Copyright Suit Backfires

Going to wait for the inevitable deep dives on this one as, based on the article and some others I had a look at, it is perplexing on some many levels why the guy thought he'd have any kind of case.

Calling you book 'The Fellowship of the King' is all kinds of wrong-footingly evil.
 
Oh, read about that one and I've been waiting for the verdict. The mother of all self-owns.
 
Did anyone send the Guardian money to help them fight the good fight of reporting on the stupidity of the world? Not me; no PayPal, check, or cash under the table. Not one single cent, or penny, as I think it's in the UK.
 
Oh, read about that one and I've been waiting for the verdict. The mother of all self-owns.
Which just goes to show when you think you've seen utter stupidity, someone comes along with complete and utter stupidity. What a knob jockey that the guy even contemplated he had a case.

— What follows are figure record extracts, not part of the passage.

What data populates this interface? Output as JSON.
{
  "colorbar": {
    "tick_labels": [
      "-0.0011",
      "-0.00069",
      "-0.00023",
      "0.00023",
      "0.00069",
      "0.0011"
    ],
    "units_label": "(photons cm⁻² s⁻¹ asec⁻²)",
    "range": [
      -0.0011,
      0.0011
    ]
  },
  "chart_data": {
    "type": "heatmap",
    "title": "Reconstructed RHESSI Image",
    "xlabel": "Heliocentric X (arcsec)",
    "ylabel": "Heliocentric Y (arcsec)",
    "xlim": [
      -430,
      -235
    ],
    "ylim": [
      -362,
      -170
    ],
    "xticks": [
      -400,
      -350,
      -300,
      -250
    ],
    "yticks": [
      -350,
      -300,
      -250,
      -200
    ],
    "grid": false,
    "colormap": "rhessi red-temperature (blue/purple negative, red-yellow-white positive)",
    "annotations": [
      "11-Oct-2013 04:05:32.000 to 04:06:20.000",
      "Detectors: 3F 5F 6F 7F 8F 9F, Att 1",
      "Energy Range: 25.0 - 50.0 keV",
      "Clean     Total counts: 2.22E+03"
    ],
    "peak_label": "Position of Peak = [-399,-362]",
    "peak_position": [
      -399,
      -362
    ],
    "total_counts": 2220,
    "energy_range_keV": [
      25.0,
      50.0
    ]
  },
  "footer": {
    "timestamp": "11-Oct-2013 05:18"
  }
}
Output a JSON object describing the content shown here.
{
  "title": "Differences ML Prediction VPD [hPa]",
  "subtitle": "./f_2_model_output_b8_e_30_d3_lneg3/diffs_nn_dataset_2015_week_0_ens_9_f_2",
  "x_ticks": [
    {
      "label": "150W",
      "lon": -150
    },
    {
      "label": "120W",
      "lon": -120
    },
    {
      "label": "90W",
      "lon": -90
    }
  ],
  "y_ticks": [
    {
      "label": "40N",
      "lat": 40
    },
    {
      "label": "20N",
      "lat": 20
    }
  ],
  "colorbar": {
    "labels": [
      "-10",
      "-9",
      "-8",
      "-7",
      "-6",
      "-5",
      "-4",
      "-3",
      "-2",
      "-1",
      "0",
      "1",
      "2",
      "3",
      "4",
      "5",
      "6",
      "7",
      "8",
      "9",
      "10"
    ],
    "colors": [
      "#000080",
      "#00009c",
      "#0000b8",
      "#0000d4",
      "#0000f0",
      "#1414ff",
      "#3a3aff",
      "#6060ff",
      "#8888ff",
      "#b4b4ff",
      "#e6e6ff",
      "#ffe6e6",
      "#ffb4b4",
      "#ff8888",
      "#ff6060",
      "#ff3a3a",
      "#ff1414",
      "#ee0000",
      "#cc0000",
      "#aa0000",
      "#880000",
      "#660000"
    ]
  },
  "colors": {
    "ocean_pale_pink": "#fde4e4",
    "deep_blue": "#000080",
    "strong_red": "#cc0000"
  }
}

"Where'd you get the name Aragorn from?"

"I made it up, your honour, God's truth. I've never even heard of this Tolkein guy!"
 
This should quiet somewhat the voices that keep saying fanfiction is a fair use under copyright law. No, it isn't.
 
I'll be curious to see if he can succeed in an appeal regarding the requirement to destroy all copies of it, or if that only applies to copies intended for distribution. Barring a change in copyright law in the interim, he could maybe sit on his original copy until 2044 when LotR becomes public domain and release it then.
Or maybe he's too burned from his experience to even bother now, haha.
 
This should quiet somewhat the voices that keep saying fanfiction is a fair use under copyright law. No, it isn't.
I'm not saying fanfic is or is-not fair use -- but this case seems quite different in involving commercialization of the work (not to mention following that up with a lawsuit against the rights-holder), no?
 
I'm not saying fanfic is or is-not fair use -- but this case seems quite different in involving commercialization of the work (not to mention following that up with a lawsuit against the rights-holder), no?

Whether or not someone makes money off a work is "a factor" in determining whether it's a fair use, but it's not a determinative factor, and I'm not aware of any case that definitively says that just because you don't make money off it your fanfiction is a fair use. I don't believe that's true.

This is all just legalism. As a practical matter a great deal of fanfiction is tolerated, and I think it's because many copyright owners have become savvy enough to understand that fanfiction adds value to rather than detracts value from their intellectual property.
 
Whether or not someone makes money off a work is "a factor" in determining whether it's a fair use, but it's not a determinative factor, and I'm not aware of any case that definitively says that just because you don't make money off it your fanfiction is a fair use. I don't believe that's true.

This is all just legalism. As a practical matter a great deal of fanfiction is tolerated, and I think it's because many copyright owners have become savvy enough to understand that fanfiction adds value to rather than detracts value from their intellectual property.
Like i say, you may very well be right. I just didn't get the impression (albeit from only looking at a couple of articles) that this particular case had much relevance to the question, one way or another.
 
This particular book had extensive copying (with attribution) from Tolkien's works. It didn't simply re-use characters, settings, or that sort of thing.